次世代女王には魅力があふれている。フィギュアスケートの全日本選手権最終日(22日、大阪・東和薬品ラクタブドーム)、女子フリーは坂本花織(24=シスメックス)が史上9人目の4連覇を果たした。一方でジュニアの島田麻央(16=木下グループ)が143・42点、合計219・00点で堂々の2位。戴冠こそならなかったが、将来の女王候補としてインパクトを残した。そんな島田がリンク内外で見せる意外な〝ギャップ〟とは――。
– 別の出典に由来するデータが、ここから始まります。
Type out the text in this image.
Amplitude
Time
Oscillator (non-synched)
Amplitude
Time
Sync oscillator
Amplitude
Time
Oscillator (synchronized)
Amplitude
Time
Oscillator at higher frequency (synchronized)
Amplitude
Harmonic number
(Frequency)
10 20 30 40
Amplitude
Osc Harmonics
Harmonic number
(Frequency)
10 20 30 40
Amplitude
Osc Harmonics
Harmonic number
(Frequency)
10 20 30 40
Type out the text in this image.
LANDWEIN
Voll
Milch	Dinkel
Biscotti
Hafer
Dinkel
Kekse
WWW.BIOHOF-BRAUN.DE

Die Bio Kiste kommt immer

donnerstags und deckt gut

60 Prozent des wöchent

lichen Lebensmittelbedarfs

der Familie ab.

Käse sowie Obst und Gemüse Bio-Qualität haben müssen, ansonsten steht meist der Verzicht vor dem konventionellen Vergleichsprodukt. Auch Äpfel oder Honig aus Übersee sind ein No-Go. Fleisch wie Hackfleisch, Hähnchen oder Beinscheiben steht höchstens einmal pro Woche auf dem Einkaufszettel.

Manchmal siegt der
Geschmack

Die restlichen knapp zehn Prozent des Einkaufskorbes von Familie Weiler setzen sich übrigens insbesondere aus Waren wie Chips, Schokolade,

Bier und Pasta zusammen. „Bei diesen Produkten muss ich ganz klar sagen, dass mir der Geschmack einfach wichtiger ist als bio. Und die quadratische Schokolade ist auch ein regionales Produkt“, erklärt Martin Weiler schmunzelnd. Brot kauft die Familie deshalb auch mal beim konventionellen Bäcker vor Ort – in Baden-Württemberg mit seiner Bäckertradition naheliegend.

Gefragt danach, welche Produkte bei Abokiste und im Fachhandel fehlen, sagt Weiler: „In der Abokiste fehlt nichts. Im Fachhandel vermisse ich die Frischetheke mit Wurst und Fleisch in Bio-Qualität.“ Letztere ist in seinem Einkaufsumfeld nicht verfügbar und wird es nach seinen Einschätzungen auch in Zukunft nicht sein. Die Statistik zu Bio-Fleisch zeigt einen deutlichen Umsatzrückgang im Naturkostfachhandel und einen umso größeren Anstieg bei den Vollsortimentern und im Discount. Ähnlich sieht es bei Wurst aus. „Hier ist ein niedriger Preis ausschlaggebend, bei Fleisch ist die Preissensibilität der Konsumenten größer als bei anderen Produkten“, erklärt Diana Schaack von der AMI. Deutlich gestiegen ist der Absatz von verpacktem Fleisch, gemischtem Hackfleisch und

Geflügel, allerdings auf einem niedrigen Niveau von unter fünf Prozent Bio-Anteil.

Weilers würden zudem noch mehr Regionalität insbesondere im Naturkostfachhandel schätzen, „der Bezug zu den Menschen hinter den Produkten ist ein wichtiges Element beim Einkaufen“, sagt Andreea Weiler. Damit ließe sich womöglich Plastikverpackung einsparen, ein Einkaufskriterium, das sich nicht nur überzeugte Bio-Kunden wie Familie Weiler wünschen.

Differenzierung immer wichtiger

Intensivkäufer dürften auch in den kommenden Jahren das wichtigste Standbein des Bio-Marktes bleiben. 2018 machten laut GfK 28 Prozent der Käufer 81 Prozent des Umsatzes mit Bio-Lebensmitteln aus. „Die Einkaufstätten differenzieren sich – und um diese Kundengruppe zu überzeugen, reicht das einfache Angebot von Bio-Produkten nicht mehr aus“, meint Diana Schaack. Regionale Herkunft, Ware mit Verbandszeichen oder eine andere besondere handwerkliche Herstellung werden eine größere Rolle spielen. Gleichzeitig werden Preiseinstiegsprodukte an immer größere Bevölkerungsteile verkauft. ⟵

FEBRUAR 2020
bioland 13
シニアの厚い壁を感じた。冒頭のトリプルアクセル(3回転半ジャンプ)は着氷も回転不足、続く4回転トーループも転倒と、大技2本を決め切ることはできなかった。その後は大きなミスなくまとめるも「この3日間、シニアの選手と一緒に練習、試合をさせてもらって、スケーティングの部分で全然違うなと感じた。ジャンプも、もっと大きく跳んでいかないとシニアのトップには立てない」と悔しさをにじませた。
ただ、過去2度の全日本選手権はともに3位ながら、今回は自己最高の2位に入った。「来年はちょっと優勝してみたいなという思いが少し出てきた」と意欲的。世界女王に君臨する「坂本時代」の中で、次世代のエースが対抗馬に一躍名乗りを上げた。
そんな島田が特にこだわりを持つのが〝大技〟だ。2022年頃から、トリプルアクセルと4回転トーループの大技2本を組み込んだ構成をより強く意識するようになった。23年ジュニアグランプリ(GP)ファイナルのフリーでは、シニアを含めて日本女子で初めてトリプルアクセルと4回転トーループを1つのプログラムで成功。高得点が期待できる分、失敗時のリスクも大きいが「やっぱり(トリプル)アクセルだけでも、4回転(トーループ)だけでも自分じゃないなと思う。2つ挑戦し続けるのが自分らしいところ。そこはずっと挑戦し続けようと思っている」と己の信念を貫く構えだ。
技に対しては譲れない強い意思を持つ一方で、リンク外でのぞかせる〝ギャップ〟も見逃せない。「一番好きな食べ物はお寿司。海鮮はウニ以外何でも食べられるけど、特に好きなのがマグロとサーモンってだけで、基本は全部好き」と素顔はいたって普通の女子高生。サンリオ社のキャラクター「ハンギョドン」に夢中で、今大会には「緊張する私の心をほぐしてくれる仲間」として、そのグッズを「数え切れないくらい」持参した。硬軟さまざまな面を持ち合わせるところが、島田の魅力と言えるだろう。
年齢制限で26年ミラノ・コルティナダンペッツォ五輪の出場資格はない。それでも「4回転(トーループ)の精度をもっと上げて、もっといい4回転にしたい」とモチベーションの高さに変わりはない。スターの素質を秘める逸材が、30年冬季五輪に向かってまずは日本一の座を目指す。